As you said you could simplify greatly the problem by classifying Course Material and Not Course Material. For that I will look towards BoW because some words are more present than others in papers or course material (everything remotely technical). The number of words as well as the overall size of the file seem like sensible things to extract. The structure is often also particular : it might be a good idea to extract such things : "number of lines with less than x words", "number of lines per page", "number of pictures" (if that's something you can extract from the file), ...
For pictures the major thing to check would be if this a scan of something (often they will scan and print course related things I guess), for that the format of the image is already a good indication but I don't see other things that would be particularly "course related".
So for me, if you can't really define precisely one of your two classes don't go with classification or reduce the problem to something you can really define (course related things).
If you are able to compile a "black list" of documents students are not allowed to print, you can then implement a several layers rejection mechanism.
I would suggest these 3 levels:
compare the md5 of the file they want to print with a database of all the md5 of the black-listed documents.
if the 1) is passed, compare repeat 1) but at a page level, rather than at document level (perhaps they want to print just few pages rather than the entire document).
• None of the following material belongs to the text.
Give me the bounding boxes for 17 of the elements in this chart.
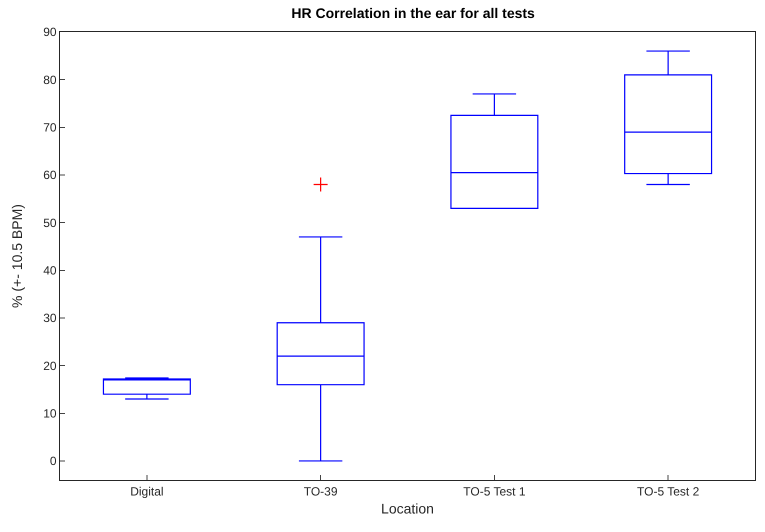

if 2) is passed you can compare the page they want to print with the pages of the black-listed documents document using an image similarity method, like SSIM. if you get a high score between the page they want print and one of the black-listed items do not print, and update your md5 database accordingly.
if 3) is passed: print!
A few words about SSIM: this method is quite robust to noise, so even a smart student who added some sort of niose to the image will be caught
you have to find a proper way to extract a region of interest (ROI) from the page and the db of documents (if the two ROIs are in two different area of the page, SSIM will be negative)
SSIM might be slow! definitely a C implementation is needed here.
I think SSIM is not rotational invariant, hence the check will fail if they print the page upside down (unless you have a smart way to rotate the page).